Встанет, руку вытянет и начнёт колдовать. Пел он тихо, таинственно пел, глаза широко раскроет, зажгёт их каким-то особенным огнём, и на вытянутой руке его сухие пальцы шевелятся всегда, словно ищут чего-то в пустоте. Ларион к стене отвалится, опираясь руками о скамью, откроет рот и смотрит удивлённый; я на печи лежу, а сердце у меня замирает печально-сладостно. Потемнеет весь Савёлка, только мышиные зубы его блестят, да сухой язык шевелится, как у змеи, и пот на лбу выступит крупными каплями. Голосу у него — конца нет, так и льётся, так и светится, подобно ручью в поле. Кончит, покачивается, оботрёт лицо ладонью, выпьют оба и долго молчат. Потом Савёлка просит:
— А ну-ко, Ларя, «Волною морскою»!
И так они весь вечер друг друга утешают, пока не спьянятся оба; тогда Мигун начинает похабные сказки сказывать про попов, помещиков, царей; дьячок хохочет и я тоже, а Савёлка без устали сказку за сказкой вяжет и так смешно, что впору задохнуться со смеху.
А ещё лучше он по праздникам у кабака певал: встанет пред народом, зажмурится крепко, так что на висках морщины лягут, да и заведёт; смотришь на него — и словно песня в грудь ему из самой земли исходит: и слова ему земля подсказывает, и силу голосу дает. Стоят и сидят вокруг мужики; кто голову опустил и соломинку грызёт, иной смотрит в рот Савёлке и весь светится, а бабы даже плачут, слушая.
Кончит он — просят:
— Валяй, брат, ещё! Выпить поднесут.
Был про Мигуна такой рассказ: украл чего-то в селе, поймали его мужики да и говорят:
— Ну, — кончено твоё дело! Теперь мы удавим тебя, невтерпёж нам ты!
А он будто отвечает:
— Бросьте, мужики, не дело затеяли! Краденое вы у меня отняли, стало быть — ничего вами не потеряно, — имение всегда новое можно нажить, а такого человека, как я, — где вам взять? Кто вас утешит, как не будет меня?

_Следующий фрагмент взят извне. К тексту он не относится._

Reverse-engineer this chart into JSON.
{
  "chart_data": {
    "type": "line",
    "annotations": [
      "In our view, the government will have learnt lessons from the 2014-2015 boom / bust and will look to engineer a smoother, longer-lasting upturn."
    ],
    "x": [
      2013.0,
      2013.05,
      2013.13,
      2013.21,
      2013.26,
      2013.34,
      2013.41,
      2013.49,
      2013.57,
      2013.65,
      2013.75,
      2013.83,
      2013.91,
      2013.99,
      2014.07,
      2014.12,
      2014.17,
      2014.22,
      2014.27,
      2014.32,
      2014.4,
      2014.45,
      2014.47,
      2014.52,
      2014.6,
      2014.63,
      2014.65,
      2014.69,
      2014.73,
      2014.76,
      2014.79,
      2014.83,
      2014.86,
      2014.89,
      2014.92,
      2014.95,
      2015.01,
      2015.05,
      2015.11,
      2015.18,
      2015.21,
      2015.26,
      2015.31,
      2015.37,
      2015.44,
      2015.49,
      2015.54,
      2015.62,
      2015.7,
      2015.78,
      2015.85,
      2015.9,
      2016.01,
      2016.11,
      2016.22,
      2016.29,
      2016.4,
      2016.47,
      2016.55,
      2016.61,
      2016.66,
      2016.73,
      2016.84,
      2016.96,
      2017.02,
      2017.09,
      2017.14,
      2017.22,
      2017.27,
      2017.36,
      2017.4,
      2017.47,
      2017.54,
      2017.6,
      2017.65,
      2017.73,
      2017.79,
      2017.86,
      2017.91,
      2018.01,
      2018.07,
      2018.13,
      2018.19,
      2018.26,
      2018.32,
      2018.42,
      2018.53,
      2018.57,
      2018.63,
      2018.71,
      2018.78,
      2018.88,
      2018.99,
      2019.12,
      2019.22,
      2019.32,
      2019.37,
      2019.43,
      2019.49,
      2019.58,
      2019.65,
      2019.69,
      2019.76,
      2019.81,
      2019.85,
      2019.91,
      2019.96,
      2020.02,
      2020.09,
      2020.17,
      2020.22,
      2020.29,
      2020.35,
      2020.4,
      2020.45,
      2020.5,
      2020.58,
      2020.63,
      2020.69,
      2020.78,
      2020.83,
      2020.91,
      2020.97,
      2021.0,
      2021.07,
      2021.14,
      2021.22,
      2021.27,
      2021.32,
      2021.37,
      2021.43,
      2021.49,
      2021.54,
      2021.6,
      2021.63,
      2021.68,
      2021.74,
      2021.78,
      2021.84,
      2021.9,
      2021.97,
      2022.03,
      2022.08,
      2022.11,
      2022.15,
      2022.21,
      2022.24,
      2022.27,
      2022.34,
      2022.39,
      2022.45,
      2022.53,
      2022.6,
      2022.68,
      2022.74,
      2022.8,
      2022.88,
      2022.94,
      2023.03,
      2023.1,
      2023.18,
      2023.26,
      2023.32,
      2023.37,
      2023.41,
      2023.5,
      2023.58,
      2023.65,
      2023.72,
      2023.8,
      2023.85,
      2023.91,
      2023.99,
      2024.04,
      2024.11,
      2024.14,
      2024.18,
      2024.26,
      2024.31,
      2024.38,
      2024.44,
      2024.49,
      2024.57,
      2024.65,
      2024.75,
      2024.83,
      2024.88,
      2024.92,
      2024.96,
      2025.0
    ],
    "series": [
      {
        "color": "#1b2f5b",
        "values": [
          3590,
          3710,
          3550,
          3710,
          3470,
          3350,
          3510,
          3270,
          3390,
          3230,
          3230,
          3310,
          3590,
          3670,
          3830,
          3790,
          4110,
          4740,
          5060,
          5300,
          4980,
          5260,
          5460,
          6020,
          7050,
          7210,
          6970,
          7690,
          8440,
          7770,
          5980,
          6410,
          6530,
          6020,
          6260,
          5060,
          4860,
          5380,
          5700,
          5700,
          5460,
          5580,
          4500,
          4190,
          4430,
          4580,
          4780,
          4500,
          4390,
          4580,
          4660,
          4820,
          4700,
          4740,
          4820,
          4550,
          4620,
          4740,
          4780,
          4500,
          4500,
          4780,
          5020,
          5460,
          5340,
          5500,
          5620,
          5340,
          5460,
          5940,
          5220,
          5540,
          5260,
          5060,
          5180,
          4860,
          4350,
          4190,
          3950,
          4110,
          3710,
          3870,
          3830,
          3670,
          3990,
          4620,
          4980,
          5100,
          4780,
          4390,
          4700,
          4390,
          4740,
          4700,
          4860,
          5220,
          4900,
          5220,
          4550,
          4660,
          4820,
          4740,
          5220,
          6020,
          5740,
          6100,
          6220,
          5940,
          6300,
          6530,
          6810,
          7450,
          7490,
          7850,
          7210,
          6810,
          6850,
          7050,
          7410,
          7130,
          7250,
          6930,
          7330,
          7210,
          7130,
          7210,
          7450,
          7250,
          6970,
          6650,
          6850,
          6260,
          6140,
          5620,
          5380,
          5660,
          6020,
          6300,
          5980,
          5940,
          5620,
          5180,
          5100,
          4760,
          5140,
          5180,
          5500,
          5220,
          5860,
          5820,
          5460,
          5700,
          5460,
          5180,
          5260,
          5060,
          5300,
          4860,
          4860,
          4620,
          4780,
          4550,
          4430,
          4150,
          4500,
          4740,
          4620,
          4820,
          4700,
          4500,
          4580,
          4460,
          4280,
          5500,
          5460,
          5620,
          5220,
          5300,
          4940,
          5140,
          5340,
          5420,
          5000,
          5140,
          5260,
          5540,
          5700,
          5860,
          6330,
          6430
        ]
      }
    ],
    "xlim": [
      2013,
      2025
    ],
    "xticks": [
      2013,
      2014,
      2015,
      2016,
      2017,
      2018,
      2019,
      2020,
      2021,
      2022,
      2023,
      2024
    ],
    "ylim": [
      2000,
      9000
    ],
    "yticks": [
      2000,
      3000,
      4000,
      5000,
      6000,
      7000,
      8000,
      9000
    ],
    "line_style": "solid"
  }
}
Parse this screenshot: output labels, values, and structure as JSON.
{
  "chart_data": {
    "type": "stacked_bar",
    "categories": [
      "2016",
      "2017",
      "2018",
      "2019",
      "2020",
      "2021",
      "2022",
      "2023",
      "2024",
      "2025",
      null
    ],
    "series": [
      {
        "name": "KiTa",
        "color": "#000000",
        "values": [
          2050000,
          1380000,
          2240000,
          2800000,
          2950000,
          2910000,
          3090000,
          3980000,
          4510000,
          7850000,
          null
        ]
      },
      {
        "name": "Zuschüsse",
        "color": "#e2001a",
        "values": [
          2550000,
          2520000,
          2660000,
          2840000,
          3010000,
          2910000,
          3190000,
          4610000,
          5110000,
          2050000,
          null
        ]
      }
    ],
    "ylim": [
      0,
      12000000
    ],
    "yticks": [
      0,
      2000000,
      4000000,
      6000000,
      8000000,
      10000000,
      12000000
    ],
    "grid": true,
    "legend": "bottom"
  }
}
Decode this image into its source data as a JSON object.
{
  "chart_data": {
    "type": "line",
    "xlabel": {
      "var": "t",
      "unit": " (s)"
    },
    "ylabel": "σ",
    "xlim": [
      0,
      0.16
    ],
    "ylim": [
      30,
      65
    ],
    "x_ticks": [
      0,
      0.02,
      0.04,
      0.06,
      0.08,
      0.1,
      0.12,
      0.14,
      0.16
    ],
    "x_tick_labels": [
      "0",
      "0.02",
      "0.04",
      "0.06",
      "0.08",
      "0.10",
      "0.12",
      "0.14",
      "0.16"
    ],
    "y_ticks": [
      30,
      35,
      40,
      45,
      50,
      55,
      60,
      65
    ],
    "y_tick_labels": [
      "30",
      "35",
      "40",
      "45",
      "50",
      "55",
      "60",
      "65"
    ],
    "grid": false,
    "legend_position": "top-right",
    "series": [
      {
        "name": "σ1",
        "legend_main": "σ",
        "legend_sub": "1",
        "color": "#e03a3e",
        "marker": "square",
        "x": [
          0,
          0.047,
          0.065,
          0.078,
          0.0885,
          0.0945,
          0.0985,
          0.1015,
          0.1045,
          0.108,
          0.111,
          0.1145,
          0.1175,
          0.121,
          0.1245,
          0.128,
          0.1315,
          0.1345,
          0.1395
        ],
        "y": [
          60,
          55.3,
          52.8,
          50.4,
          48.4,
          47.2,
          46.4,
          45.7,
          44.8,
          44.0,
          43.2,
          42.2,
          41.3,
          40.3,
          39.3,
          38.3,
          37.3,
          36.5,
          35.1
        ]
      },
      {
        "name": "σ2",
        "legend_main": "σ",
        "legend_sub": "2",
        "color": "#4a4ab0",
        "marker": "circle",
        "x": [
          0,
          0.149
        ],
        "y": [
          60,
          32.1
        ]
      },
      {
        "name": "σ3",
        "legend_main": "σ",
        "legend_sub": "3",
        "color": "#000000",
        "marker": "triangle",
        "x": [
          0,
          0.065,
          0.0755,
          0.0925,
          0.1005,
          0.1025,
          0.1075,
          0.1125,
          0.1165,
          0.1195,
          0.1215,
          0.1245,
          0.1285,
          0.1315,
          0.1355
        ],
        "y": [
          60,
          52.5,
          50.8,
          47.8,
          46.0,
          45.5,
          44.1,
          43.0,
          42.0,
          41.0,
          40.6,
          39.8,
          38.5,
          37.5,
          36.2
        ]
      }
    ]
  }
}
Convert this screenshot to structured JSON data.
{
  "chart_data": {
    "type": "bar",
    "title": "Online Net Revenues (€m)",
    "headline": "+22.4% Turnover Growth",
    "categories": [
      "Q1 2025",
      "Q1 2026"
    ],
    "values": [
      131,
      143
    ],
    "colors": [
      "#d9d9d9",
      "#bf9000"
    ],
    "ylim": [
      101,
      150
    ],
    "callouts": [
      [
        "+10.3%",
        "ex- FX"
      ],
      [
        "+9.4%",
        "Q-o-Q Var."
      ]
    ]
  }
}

— Ладно, — говорят, — толкуй!
Повели его в лес вешать, а он дорогой и запел. Сначала шли торопились, потом перестали спешить, а пришли к лесу — и готова веревка, но ждут, когда он кончит последнюю песню свою, а потом говорят друг другу:
— Пускай ещё одну споёт, это ему вместо отходной будет!
Спел он и ещё, а тут солнышко взошло, оглянулись люди — ясный день с востока идёт, Мигун среди них улыбается, ожидает смерть без страха. Сконфузились мужики.
— Ну его, ребята, ко всем псам! — говорят. — Удавишь — греха да склоки разной не оберёшься.
И порешили не трогать Мигуна.
— За талан твой, — говорят, — мы те и в пояс поклонимся, а за воровство всё-таки должны бока намять.